Bombardier a engrangé un résultat net de 139 millions US, ou 6 cents US par action, au deuxième trimestre, alors que l’avionneur avait essuyé une perte de 223 millions US, ou 13 cents US par action, au deuxième trimestre de l’exercice précédent.

Abstraction faite des éléments non récurrents, la perte ajustée s’est chiffrée à 137 millions US, ou 6 cents US par action, par rapport à une perte ajustée de 248 millions US, ou 11 cents US, il y a un an.

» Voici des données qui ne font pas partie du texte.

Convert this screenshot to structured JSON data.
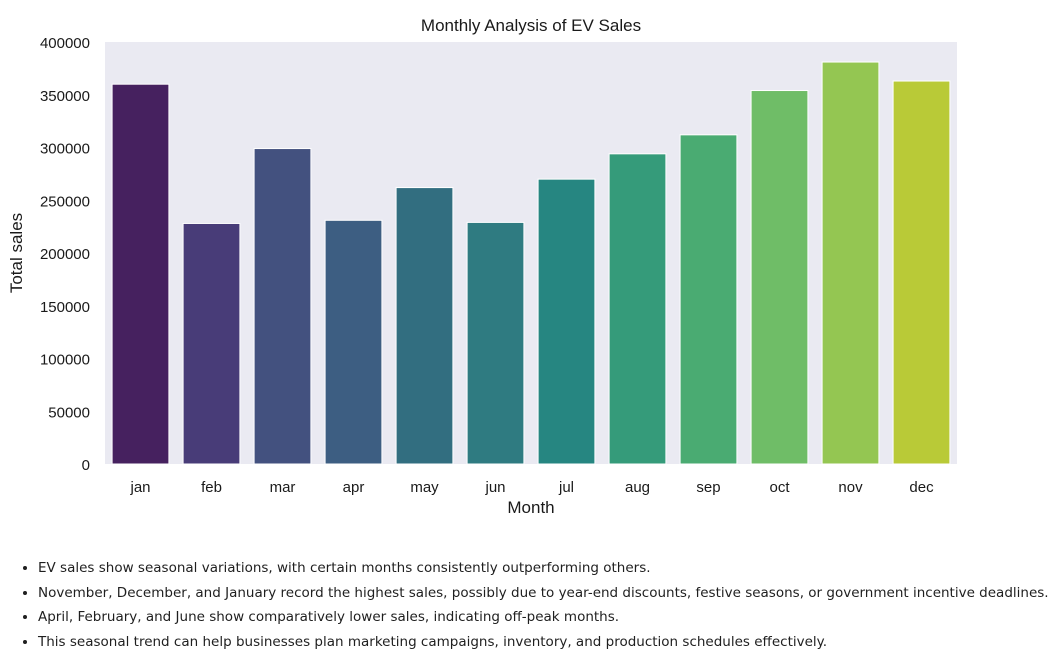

Les analystes tablaient sur des revenus de 1,3 milliard US et une perte ajustée par action de 6 cents US, selon la firme Refinitiv.

La GRC s’en mêle

C’est au tour de la Gendarmerie royale du Canada de s’intéresser à Bombardier à propos de la vente d’appareils CRJ au transporteur Garuda Indonésie survenue il y a près d’une décennie. Dans son rapport trimestriel, l’avionneur a révélé avoir reçu un avis de la police fédérale le 27 juillet à propos d’une enquête. L’entreprise n’a pas donné de détails, mais a assuré qu’elle collaborerait. « On va s’assurer de donner aux autorités tout ce qui est nécessaire », a dit M. Martel, qui n’a pas voulu se prononcer davantage. Bombardier est déjà sous la loupe des autorités britanniques et du département américain de la Justice dans cette affaire. L’ex-chef de la direction de Garuda Emirsyah Satar et un collaborateur ont été condamnés par un tribunal indonésien en mai 2020 pour corruption et blanchiment d’argent lors de l’achat d’avion auprès d’Airbus et de moteurs Rolls-Royce. L’ancien dirigeant du transporteur asiatique a été condamné à huit années d’emprisonnement et à une amende de 1,4 million US. Garuda avait loué 18 CRJ 1000 à une société danoise, qui avait acheté les appareils à Bombardier à compter de 2012. Le programme CRJ appartient maintenant à Mitsubishi.